Restrictions on movement throughout the night
Restrictions on movement and a night-time curfew mean urgent medical aid is often not available for patients in Gwoza. Pregnant women frequently deliver their babies at home, leading to complications and loss of lives.
“Time is of the essence in emergencies. Operating heavy vehicles is difficult. Bringing people to the hospital at night requires military clearance and this often results in births at home, people not being able to access our hospitals and hence deaths,” says Yaya Ramde, MSF field coordinator in Gwoza. “So we need to find solutions.”
Keke napeps are lightweight, low-cost, easy to manoeuvre and are not viewed as a threat by the military. White coloured kekes on the streets of Gwoza are easy to spot, have clear MSF identification markings and are unlike any other vehicle in town.
Better access, but not easy
In the narrow, dirt roads of the settlements and camps in Gwoza, the kekes can access areas and houses not easily reached, even by the trusted jeeps normally used by MSF.
MSF has converted a fleet of six of these vehicles into makeshift ambulances and placed them at strategic points around the town. The drivers are trained in basic first aid and are equipped with wireless radio sets and first aid kits.
Employing keke napeps is an innovative attempt to save as many lives as possible in a difficult and tense conflict situation.
“We have better access to our patients.

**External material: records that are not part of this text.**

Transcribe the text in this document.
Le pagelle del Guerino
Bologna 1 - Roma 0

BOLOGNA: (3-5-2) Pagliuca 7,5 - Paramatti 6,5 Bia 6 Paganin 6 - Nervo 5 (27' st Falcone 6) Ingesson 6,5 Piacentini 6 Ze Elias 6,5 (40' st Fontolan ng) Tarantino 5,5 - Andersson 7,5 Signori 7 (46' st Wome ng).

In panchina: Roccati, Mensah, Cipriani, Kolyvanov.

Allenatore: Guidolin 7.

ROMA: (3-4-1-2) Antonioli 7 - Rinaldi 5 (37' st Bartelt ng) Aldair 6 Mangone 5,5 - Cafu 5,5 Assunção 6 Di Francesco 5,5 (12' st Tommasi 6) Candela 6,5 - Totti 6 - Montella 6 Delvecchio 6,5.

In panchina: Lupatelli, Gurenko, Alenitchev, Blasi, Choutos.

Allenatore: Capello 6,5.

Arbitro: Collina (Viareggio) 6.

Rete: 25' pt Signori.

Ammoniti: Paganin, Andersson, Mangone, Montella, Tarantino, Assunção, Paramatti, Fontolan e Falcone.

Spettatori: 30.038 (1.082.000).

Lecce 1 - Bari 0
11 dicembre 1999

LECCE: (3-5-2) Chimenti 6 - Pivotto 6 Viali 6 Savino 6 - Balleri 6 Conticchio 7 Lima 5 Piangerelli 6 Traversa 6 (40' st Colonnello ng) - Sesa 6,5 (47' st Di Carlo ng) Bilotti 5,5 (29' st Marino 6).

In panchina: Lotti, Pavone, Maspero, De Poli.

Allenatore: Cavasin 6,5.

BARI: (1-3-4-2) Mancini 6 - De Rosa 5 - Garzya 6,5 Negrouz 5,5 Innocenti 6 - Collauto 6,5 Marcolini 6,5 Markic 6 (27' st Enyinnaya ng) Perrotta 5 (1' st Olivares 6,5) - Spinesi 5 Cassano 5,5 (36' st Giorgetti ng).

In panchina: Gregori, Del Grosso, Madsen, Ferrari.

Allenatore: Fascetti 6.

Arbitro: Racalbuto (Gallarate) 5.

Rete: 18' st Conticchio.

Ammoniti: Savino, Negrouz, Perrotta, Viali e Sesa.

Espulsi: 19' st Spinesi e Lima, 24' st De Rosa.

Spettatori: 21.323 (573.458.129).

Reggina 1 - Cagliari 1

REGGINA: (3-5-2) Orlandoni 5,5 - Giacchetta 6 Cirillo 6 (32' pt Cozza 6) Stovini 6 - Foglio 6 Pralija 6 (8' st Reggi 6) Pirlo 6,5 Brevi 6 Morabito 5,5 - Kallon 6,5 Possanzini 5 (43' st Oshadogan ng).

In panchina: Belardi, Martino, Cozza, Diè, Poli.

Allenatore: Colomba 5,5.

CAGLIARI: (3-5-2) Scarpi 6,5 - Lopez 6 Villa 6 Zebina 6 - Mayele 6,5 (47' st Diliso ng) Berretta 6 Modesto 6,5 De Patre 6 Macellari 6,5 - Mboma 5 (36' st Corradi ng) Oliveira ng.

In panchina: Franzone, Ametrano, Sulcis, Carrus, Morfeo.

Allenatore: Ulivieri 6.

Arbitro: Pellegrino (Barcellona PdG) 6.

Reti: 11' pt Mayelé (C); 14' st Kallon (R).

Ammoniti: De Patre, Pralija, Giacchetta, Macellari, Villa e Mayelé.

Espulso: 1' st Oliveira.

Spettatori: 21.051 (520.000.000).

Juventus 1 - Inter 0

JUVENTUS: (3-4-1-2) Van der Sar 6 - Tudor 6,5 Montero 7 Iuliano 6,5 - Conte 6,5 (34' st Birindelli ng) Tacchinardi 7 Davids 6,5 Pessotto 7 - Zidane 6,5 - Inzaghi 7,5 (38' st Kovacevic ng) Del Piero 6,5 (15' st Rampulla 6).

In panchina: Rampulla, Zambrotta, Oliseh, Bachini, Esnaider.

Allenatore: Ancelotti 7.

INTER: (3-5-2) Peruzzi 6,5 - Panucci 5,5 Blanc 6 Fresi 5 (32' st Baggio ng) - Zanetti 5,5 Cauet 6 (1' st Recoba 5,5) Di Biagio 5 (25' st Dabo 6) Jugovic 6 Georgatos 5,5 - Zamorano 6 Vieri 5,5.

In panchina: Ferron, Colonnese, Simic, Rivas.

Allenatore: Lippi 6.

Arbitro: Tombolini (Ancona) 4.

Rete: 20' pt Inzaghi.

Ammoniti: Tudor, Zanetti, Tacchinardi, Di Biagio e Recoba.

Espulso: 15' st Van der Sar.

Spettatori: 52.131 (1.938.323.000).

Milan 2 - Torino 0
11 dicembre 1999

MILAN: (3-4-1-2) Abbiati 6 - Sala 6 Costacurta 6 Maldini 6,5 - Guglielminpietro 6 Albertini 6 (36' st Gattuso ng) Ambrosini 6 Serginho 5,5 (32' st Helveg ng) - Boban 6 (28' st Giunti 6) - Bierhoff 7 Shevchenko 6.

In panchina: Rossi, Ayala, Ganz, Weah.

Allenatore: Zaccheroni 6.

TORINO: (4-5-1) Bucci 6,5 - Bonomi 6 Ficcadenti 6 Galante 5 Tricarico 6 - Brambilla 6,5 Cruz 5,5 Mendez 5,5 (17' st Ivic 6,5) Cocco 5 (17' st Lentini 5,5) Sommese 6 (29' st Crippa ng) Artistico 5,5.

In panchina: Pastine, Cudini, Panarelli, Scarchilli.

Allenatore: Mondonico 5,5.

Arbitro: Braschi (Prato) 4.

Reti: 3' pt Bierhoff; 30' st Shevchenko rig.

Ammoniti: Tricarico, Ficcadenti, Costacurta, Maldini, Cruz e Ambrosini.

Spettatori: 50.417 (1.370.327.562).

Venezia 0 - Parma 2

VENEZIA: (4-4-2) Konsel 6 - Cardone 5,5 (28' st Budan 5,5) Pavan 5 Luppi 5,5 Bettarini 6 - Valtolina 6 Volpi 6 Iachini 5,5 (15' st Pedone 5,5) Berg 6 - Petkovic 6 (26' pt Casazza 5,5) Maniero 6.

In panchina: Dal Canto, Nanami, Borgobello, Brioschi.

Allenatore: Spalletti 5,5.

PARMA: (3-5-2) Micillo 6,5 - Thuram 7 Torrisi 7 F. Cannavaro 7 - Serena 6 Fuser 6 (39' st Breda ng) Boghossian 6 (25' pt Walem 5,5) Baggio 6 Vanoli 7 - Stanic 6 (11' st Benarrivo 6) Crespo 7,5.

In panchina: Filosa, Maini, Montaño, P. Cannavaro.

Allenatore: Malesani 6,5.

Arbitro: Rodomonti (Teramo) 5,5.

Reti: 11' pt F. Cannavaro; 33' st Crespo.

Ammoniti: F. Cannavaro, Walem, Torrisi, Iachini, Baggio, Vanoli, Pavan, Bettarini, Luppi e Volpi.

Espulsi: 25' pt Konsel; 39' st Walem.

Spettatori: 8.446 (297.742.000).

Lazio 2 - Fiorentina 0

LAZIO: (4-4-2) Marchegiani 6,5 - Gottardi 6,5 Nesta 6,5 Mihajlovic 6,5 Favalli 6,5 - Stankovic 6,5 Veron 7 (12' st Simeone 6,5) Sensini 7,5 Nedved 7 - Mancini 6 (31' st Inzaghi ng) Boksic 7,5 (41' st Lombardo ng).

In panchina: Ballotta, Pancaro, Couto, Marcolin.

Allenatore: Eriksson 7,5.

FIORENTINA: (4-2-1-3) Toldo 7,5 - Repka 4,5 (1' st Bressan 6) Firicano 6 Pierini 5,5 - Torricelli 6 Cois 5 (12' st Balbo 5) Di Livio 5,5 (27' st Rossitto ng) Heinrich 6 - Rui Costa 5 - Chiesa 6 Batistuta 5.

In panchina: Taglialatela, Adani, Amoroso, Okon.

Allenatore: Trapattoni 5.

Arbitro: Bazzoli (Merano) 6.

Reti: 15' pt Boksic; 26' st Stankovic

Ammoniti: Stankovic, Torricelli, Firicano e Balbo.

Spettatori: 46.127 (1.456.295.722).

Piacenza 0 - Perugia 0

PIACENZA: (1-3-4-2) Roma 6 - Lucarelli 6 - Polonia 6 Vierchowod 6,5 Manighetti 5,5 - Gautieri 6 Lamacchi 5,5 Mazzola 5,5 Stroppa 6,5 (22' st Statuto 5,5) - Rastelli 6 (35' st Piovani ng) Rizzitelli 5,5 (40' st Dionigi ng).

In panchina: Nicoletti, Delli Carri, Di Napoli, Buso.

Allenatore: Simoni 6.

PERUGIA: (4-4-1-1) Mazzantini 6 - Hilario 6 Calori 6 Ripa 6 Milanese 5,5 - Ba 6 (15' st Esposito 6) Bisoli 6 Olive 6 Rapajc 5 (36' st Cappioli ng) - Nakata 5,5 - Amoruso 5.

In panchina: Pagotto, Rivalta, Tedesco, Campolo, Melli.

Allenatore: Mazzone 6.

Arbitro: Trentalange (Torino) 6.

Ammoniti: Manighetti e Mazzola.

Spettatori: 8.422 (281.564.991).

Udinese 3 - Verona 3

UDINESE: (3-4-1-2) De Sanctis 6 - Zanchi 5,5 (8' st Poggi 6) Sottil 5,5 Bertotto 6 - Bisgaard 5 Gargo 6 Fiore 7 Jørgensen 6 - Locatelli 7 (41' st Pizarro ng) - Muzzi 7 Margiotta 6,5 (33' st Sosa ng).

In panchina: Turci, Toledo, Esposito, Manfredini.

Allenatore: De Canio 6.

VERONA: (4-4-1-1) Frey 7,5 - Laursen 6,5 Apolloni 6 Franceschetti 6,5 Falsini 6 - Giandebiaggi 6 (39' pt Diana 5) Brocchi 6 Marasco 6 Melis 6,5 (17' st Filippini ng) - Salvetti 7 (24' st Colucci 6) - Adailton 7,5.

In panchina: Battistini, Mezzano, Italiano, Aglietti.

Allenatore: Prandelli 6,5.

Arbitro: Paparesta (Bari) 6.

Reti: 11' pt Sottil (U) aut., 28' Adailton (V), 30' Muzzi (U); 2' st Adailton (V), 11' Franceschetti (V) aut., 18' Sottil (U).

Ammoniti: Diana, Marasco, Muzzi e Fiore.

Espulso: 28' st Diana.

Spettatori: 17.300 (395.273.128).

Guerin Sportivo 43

We still need permission from the military to move in the night during curfew hours, but the kekes have definitely made a difference,” says Ramde.
The problem of easy, round the clock medical access continues. MSF still needs clearance from the military to move patients at night. But the use of keke napeps has drastically reduced the time taken to ferry patients from their houses to the hospital.
Since June 2017, Médecins Sans Frontières/Doctors Without Borders (MSF) teams have transported more than 1,800 patients to hospital in keke napeps. In Gwoza, MSF provides emergency consultations, nutritional and inpatient care, and sexual reproductive health services. MSF continues to provide healthcare services in 12 other locations across Borno and Yobe state.